El tensó la mandíbula empezando a molestarse. Se concentró en atraparle el zapato antes de que lo quitara de un solo movimiento, y ella sonriendo lo sacó de forma brusca haciéndolo caer hacia delante con el pecho al piso.
El golpe no fue tan duro como su risa. La vergüenza lo paralizó y apretó los dientes.
Caminó dándole la vuelta y le apoyó el taco en la espalda
hundiéndoselo.
—Mal. Muy mal. – lo regañó.
Quiso incorporarse, pero era inútil. Forcejeó casi jadeando, pero sin poder ayudarse con las manos, le resultaba imposible.
—Quieto. – le ordenó.
—Si, señora. – contestó furioso.
Recorrió su espalda con su tacón, como trazando líneas hacia la cadera. Notó que había empezado muy suavemente, pero ahora le dolía. Se lo estaba clavando.

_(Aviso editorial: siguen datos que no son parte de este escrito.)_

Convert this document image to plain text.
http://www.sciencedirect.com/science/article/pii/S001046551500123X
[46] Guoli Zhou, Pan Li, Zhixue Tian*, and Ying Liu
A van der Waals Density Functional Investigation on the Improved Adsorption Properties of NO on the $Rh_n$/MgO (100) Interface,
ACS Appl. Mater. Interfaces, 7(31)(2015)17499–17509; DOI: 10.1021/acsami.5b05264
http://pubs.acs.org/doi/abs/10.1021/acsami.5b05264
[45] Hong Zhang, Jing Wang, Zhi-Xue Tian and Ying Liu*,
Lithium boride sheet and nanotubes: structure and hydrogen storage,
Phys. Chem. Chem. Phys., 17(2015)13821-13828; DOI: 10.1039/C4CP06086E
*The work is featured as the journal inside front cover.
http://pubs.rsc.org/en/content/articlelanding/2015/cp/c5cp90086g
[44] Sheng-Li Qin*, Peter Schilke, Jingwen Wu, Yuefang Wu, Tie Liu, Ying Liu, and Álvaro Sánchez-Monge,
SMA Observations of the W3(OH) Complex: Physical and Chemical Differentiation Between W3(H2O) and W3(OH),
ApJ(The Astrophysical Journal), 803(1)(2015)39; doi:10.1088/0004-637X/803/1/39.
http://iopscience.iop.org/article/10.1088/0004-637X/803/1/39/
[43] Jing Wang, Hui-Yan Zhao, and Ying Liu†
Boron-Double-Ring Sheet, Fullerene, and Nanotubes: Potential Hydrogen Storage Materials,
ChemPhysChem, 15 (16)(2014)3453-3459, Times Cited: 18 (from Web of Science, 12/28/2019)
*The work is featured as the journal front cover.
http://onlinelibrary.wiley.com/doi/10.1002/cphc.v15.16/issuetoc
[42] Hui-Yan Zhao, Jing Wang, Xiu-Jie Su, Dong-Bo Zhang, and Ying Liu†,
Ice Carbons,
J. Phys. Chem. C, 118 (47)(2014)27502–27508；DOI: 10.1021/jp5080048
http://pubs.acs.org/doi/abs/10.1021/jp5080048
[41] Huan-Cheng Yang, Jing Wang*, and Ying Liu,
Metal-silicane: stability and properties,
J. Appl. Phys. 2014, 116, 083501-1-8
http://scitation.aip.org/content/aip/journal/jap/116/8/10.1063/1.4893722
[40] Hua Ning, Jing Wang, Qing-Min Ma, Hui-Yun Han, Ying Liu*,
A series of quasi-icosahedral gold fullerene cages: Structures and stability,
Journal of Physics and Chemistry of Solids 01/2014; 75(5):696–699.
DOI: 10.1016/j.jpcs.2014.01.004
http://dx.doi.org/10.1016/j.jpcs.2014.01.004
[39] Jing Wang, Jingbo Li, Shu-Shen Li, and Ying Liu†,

Cuando no pudo más, gimió de dolor.
—¿Te duele? – dijo con voz seductora.
—Mmm... si, señora. – era un esfuerzo hablar. Le ardía.
Pero a la vez, todo su cuerpo le pedía más. De ese dolor se desprendía algo... otra sensación igual de fuerte, pero mil veces más placentera.
Ella frenó de golpe y lo pisó en la base de la cintura. Ahora no podía ni siquiera mover las manos en la espalda.
Con el otro pie empezó a rasparle los muslos. Estaba totalmente parada sobre él. Podía sentir como los huesos de sus rodillas y sus caderas se clavaban en el piso helado.
Quería gritar. Quería quejarse.
Quería salir corriendo.
Pero también quería aguantar. Para que ella se diera cuenta de que él era capaz de soportarlo.
La posición se le hacía cada vez más incómoda.
Ella se rió por lo bajo, con un sonido en la garganta que a él le había parecido un ronroneo. Le dolía la espalda, pero ahora no podía concentrarse solo en ese dolor. La necesitaba.
Fantaseaba con desatarse y tomarla ahí, en el suelo. La arrastraría por todos lados y le devoraría la boca a besos.
Sería algo rápido y violento.
Quería hacerla gritar.
Se humedeció los labios y se movió incómodo. Su entrepierna lo estaba torturando.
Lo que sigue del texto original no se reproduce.